Maria schüttelte den Kopf. »Nein.«

»Dann war mein Vermuten wohl ein wenig voreilig, Luise«, antwortete Graf Ferdinand, »entschuldigen S’ bitte mein Vorpreschen. Wenn Sie möchten, dann können S’ sich die Erbstücke Ihrer Tante mitnehmen. Es handelt

sich um einige Schmuckstücke, um ein Fotoalbum, um Briefe und dergleichen, halt ganz persönliche Dinge. Die Loretta hat sie alle in einer kleinen Truhe verwahrt.«

»Und die soll ich jetzt mitnehmen?« Mit erstauntem Blick sah Maria den Chef des Hauses Steining an.

Der nickte. »Warum nicht? Die Loretta hat es so gewollt. Gebt die Truhe der Maria hat sie gesagt.« Dann lächelte er. »Den Schlüssel dazu haben S’ ja schon.«

»Welchen Schlüssel hab’ ich?« Die Angelegenheit wurde für Maria immer undurchsichtiger.

»Den der Truhe.«

Maria schüttelte den Kopf. »Ich hab‘ keinen Schlüssel.«

»Aber die Truhe ist abgeschlossen und die Loretta hat mehrfach gesagt, der Schlüssel wär’ in Ihren Händen, Komteß.«

»Also davon weiß ich nichts«, antwortete die ausnehmend hübsche Komteß. »Mir hat die Tante keinen Schlüssel gegeben.«

»Das ist jetzt ein wenig seltsam«, erwiderte Graf Ferdinand. Er überlegte kurz, dann lächelte er Maria freundlich an. »Sei’s drum. Nehmen S’ bitte die Truhe mit. Wie Sie sie aufbekommen, ob mit oder ohne Schlüssel, das ist Ihre Sach’. Entschuldigen S’, wenn ich so red’, Komteß. Aber mit Luises Tod ist eine Äre zu Ende gegangen und ich hätt’ diese Äre gern abgeschlossen, wenn S’ verstehen was ich mein’.«

Maria nickte. »Ich versteh’, was Sie meinen, Graf.

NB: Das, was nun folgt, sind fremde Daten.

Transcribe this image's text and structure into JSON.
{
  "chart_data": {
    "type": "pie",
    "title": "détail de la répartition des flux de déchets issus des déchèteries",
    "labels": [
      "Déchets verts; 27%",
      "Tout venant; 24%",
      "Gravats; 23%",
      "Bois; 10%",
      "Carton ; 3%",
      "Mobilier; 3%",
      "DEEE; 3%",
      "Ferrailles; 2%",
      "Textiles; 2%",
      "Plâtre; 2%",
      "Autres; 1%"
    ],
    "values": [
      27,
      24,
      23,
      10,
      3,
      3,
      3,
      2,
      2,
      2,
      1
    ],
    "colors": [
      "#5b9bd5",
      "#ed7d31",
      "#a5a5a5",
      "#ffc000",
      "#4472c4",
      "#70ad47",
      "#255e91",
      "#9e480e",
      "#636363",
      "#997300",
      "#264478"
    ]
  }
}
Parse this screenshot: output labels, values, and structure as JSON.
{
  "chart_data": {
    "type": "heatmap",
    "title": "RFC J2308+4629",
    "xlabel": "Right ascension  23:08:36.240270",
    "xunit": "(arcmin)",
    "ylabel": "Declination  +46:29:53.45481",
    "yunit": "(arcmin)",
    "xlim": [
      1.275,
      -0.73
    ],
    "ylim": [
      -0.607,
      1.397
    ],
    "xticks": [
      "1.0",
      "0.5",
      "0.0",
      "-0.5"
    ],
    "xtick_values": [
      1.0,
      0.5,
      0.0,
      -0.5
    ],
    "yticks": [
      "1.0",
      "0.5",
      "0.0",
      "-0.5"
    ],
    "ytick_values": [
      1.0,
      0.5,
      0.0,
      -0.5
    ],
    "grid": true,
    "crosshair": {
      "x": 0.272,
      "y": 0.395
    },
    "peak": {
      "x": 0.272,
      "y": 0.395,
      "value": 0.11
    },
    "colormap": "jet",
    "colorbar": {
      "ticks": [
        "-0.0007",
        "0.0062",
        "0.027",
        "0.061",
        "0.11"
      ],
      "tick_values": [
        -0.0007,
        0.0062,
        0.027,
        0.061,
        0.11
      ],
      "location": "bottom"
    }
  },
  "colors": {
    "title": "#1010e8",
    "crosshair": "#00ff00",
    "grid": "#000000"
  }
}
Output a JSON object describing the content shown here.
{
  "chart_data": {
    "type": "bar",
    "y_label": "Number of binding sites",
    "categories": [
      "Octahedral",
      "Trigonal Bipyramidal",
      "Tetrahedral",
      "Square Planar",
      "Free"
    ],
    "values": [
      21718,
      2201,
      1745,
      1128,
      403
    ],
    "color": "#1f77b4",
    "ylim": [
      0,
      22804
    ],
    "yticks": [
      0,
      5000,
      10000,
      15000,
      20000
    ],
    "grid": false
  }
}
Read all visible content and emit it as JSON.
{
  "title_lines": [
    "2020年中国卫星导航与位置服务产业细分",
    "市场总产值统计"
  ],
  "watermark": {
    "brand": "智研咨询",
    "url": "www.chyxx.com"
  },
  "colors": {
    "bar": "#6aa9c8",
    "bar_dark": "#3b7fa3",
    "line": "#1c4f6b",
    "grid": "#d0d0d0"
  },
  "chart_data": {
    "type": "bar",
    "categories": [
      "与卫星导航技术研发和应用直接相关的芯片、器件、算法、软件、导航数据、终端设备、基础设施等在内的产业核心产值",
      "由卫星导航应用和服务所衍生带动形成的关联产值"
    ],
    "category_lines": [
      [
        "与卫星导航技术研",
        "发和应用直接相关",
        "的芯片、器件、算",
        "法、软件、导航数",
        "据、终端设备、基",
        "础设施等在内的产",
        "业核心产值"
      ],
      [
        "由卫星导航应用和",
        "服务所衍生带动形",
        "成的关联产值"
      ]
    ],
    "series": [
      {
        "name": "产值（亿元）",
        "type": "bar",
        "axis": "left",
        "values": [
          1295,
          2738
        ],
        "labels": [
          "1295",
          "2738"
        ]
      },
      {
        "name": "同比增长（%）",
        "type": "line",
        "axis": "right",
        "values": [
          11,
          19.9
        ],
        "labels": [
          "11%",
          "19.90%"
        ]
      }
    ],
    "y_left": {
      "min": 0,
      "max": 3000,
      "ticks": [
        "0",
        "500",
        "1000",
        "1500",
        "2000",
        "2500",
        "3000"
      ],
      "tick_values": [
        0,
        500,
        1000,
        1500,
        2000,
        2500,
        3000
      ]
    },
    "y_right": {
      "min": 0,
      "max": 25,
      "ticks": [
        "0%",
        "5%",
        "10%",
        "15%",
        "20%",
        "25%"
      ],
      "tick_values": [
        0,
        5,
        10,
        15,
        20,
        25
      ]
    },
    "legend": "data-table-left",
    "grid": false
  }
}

Selbstverständlich nehme ich die Truhe mit, wenn Sie das möchten.«

»Mir wär’s lieber, Komteß«, antwortete Ferdinand von Steining, »ich möcht’…!«

»…die Ära Loretta abschließen, ich weiß.« Maria lächelte den Chef des Hauses Steining reserviert an. »Dann lassen S’ uns gehen, Graf. Ich möcht’ nämlich zurück zum Bergerhof fahren.«

»Bleiben S’ dort noch einen oder zwei Tage?«

»Nein«, Maria schüttelte den Kopf, »ich reise unter Umständen heute noch ab. Wenn, dann muß ich diese Truhe, die Ihnen offenbar im Weg herumsteht, jetzt mitnehmen.«

Einige Augenblick zögerte Graf Ferdinand, dann nickte er. »Also gut, kommen Sie. Ich werde einen der Bediensteten beauftragen, die Truhe zu Ihrem Wagen zu bringen. Sie sind doch mit einem Wagen da?«

»Ja, ich bin mit meinem Wagen da«, antwortete die hübsche Komteß.